Time Remaining: 00:39:03
“Preserve?” Mara looked down at him. “Can I preserve you?”
“No.”
“System says optional.”
“System lies by omission.”
His voice faded. Mara leaned closer despite the smell of blood and unraveling magic.
“Listen,” Elias said. “Black Turnstile opens under old Clark station. Not on maps. Walls will move against you. Don’t follow red if it turns green. Don’t answer if your mother calls from the tunnels.”
Mara went still.
“My mother’s in Milwaukee.”
“Dungeon won’t care.” He swallowed, throat working around blood. “Token carries party registry. My party found something. Not loot. Not boss room. A cradle.”
The private quest pulsed in the back of Mara’s mind like a second heartbeat.

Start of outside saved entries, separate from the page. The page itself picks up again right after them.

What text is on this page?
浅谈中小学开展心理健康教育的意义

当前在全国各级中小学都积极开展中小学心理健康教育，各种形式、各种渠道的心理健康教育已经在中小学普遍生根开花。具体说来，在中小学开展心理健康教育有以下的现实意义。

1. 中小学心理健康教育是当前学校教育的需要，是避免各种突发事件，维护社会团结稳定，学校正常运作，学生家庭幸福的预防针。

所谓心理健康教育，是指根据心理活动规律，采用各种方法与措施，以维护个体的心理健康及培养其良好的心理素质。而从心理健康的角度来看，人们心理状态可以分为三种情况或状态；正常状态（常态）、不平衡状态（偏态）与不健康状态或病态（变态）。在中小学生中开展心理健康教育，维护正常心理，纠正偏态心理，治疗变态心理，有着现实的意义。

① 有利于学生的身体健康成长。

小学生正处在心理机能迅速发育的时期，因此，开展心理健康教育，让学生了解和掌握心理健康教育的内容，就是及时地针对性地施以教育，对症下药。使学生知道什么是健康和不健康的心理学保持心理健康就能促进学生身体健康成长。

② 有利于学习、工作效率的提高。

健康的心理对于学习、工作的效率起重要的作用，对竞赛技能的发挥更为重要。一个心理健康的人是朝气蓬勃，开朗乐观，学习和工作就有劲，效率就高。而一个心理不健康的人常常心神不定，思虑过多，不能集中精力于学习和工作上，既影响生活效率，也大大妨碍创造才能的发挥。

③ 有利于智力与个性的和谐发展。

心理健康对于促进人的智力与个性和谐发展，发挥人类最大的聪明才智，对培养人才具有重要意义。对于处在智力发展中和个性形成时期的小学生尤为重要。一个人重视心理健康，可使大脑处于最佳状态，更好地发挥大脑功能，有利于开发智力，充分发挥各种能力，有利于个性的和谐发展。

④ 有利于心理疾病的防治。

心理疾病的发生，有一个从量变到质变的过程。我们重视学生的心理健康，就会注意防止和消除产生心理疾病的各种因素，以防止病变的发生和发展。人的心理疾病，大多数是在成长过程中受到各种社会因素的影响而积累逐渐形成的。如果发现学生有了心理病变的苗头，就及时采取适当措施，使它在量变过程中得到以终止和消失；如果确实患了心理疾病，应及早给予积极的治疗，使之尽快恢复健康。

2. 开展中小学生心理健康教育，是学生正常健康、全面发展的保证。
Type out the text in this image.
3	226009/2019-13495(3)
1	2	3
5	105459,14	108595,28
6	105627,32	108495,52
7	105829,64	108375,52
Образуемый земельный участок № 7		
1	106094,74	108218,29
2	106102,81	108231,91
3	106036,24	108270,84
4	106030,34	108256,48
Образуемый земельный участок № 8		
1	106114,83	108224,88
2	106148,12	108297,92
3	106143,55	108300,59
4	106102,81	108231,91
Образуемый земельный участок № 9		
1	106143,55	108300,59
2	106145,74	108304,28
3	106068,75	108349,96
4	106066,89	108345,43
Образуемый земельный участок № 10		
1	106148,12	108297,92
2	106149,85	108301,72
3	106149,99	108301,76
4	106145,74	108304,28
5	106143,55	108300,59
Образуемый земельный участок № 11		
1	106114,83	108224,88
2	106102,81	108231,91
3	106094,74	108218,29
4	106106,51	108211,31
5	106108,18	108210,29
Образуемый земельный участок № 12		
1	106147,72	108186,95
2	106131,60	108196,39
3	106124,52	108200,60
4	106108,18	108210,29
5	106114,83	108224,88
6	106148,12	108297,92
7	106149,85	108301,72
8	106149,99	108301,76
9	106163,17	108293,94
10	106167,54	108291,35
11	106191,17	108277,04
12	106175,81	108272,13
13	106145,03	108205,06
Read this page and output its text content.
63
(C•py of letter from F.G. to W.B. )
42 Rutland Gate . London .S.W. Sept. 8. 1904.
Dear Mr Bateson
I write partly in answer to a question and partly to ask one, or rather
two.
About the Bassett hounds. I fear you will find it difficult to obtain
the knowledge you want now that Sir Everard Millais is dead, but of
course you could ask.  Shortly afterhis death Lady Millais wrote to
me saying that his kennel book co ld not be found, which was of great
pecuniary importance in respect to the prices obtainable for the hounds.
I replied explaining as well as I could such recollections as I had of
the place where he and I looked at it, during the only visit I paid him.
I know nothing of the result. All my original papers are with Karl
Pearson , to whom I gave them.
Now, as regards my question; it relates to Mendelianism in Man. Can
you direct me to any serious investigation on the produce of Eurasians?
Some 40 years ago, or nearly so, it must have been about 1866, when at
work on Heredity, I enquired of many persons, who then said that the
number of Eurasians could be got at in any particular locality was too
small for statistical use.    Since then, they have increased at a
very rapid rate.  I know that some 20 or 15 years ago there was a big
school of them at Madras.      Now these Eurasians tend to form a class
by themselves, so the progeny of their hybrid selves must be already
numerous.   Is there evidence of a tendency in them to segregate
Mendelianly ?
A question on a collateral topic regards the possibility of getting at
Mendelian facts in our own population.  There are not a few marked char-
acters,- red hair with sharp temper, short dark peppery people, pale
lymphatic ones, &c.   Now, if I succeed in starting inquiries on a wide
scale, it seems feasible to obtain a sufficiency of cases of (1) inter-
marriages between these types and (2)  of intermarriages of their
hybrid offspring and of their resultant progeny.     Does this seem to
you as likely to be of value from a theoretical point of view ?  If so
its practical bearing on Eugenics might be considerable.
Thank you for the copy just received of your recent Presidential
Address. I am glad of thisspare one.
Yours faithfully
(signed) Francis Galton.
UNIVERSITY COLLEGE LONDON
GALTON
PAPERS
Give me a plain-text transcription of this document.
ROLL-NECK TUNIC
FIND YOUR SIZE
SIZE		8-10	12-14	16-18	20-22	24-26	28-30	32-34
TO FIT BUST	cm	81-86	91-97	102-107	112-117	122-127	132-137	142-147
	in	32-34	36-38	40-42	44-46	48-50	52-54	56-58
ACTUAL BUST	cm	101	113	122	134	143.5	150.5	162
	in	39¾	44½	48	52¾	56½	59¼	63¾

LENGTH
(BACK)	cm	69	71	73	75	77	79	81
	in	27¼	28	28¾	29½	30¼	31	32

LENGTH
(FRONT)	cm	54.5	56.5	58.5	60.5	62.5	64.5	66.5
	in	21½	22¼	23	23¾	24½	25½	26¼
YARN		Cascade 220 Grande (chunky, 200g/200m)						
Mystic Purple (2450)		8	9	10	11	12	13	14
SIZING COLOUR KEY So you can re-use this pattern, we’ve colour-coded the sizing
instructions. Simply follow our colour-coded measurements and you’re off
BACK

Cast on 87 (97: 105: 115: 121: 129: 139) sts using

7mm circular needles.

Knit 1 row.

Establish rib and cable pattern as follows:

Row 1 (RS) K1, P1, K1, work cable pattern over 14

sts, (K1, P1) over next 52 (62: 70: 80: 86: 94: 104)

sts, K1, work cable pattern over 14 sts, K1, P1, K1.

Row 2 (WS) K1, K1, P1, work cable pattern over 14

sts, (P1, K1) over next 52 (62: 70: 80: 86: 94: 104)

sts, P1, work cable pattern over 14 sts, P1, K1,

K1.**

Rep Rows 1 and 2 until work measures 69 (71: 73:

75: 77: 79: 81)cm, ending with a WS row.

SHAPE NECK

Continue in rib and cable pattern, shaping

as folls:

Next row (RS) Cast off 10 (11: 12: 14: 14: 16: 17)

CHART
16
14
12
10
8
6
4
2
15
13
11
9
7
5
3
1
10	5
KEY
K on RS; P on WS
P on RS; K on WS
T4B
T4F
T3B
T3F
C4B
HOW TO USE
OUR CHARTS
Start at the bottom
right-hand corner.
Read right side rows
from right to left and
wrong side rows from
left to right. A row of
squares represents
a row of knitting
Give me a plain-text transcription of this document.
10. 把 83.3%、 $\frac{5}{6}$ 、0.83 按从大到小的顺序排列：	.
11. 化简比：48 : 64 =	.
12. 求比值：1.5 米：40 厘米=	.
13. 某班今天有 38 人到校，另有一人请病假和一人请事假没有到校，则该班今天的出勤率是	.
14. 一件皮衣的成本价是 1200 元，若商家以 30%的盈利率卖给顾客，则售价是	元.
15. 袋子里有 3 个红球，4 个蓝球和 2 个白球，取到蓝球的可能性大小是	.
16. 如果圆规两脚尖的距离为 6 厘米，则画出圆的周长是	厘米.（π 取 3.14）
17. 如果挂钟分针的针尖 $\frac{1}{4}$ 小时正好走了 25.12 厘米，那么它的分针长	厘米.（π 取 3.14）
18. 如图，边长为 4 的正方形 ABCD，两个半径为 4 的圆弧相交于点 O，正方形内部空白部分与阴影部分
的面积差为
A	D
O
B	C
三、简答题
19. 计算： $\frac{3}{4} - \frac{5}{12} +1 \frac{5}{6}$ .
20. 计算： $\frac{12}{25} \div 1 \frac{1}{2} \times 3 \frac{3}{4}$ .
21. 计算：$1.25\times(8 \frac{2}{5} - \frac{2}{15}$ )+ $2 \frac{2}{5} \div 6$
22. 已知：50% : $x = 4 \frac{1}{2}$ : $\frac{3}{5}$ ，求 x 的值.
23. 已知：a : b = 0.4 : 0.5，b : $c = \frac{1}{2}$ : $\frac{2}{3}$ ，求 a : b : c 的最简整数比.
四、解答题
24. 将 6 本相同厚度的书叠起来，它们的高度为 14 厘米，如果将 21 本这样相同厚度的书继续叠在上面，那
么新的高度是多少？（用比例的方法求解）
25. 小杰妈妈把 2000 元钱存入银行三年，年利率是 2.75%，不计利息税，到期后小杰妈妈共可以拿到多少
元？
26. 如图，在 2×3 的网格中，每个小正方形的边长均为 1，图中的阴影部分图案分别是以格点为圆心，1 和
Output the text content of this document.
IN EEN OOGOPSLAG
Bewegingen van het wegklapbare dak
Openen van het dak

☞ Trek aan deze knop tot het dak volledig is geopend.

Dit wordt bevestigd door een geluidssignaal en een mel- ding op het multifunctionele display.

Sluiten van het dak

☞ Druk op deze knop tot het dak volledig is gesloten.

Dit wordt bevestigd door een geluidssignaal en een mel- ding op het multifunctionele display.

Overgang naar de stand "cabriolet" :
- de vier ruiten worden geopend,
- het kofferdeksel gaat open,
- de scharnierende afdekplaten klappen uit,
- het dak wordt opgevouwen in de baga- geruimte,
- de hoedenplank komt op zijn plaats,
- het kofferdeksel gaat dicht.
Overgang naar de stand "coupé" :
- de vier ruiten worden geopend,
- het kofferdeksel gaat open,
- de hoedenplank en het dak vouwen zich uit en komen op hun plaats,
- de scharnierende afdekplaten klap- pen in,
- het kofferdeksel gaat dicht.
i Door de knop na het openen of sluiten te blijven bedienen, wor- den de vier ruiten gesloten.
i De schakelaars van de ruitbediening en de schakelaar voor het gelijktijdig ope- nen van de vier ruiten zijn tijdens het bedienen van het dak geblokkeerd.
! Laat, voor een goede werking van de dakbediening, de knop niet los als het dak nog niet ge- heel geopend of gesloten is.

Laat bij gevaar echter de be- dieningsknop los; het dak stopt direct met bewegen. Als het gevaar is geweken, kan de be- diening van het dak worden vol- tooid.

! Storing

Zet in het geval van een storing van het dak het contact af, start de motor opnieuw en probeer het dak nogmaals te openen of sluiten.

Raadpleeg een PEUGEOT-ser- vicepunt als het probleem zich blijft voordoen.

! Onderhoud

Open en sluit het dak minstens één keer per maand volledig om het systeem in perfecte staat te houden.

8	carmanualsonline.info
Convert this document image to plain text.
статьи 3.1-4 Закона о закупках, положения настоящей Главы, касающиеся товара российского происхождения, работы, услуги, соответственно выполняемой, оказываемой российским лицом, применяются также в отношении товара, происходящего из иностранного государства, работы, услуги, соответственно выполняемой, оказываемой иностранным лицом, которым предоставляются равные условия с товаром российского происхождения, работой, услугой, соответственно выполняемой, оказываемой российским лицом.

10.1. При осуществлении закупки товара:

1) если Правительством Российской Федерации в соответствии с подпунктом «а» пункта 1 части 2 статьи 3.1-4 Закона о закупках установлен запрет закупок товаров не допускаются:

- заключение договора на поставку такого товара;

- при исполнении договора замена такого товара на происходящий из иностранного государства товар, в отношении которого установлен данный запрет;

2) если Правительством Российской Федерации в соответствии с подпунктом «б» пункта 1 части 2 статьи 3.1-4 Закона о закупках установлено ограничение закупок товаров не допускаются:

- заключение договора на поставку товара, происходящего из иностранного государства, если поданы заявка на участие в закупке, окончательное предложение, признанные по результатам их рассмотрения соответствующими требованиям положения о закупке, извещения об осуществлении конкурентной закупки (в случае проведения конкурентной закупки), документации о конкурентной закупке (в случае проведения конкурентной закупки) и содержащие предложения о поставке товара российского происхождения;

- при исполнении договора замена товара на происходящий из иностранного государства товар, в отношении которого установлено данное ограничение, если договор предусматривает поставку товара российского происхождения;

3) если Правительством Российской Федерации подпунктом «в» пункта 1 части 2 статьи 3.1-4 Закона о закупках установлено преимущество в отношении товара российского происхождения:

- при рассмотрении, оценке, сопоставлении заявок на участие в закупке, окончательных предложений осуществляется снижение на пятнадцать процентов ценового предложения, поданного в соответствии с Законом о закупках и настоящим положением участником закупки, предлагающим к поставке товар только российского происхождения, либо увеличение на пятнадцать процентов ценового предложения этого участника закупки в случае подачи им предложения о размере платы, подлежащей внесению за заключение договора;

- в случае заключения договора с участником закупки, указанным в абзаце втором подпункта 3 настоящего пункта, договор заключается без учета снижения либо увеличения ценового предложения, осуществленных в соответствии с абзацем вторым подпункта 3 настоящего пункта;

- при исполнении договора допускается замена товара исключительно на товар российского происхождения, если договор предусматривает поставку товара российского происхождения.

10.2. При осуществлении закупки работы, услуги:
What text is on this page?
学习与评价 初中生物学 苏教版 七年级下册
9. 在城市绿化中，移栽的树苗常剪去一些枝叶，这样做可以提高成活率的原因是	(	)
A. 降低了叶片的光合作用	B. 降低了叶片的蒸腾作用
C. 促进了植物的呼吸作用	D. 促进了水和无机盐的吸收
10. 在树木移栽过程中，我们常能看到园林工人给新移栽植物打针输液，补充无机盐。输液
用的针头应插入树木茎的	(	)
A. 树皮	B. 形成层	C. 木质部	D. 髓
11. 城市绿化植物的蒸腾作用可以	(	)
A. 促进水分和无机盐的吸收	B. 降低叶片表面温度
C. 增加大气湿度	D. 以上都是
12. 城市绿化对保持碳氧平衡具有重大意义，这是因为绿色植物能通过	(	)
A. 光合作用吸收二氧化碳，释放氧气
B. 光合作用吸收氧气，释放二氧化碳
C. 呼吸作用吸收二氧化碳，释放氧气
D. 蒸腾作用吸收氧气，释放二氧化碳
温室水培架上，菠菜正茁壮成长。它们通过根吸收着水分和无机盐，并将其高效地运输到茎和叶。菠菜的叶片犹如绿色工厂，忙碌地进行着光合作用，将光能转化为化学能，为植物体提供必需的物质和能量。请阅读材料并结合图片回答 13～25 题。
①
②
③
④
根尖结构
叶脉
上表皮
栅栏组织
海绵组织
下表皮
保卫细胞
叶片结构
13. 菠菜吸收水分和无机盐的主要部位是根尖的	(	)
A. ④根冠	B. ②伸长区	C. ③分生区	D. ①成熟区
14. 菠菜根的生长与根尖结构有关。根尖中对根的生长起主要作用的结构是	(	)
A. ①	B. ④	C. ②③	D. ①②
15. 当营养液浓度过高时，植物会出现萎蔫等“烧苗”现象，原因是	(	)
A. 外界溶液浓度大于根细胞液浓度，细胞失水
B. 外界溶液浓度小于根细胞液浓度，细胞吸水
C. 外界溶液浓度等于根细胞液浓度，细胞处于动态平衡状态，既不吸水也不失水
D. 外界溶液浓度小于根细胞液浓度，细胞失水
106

Kill the hero before he wakes.
“What kind of cradle?” she asked.
Elias’s silver eyes sharpened. For a second, the dying man looked straight through her sarcasm, through the grime and fear, into the message she had told no one about.
“You’ve heard it,” he said.
Mara’s grip tightened on the token. “Heard what?”
“The whisper.”
The candles guttered.
From somewhere beyond the ticket booth came a slow dragging sound. Metal across tile. Claws or chains.
Elias grabbed her wrist with impossible strength. “Do not let them wake him. Do not let the guilds find him. And if you see a man with a sunburst halo—”
The ticket booth window exploded inward.
Mara threw herself sideways as a hook of black bone scythed through the space where her head had been. It struck Elias instead.
His body arched. No scream came out. The hook had punched through his throat and pinned him to the platform floor.
Something unfolded from the booth.
It had once borrowed the idea of a person and then gotten bored halfway. Its torso was wrapped in a transit conductor’s shredded uniform, brass buttons sunk into gray flesh. Four arms dragged along the ground, each ending in a different tool: hook, punch stamp, shears, ticket spike. Its head was a cluster of old subway speakers wired together with tendons, all of them crackling with overlapping announcements.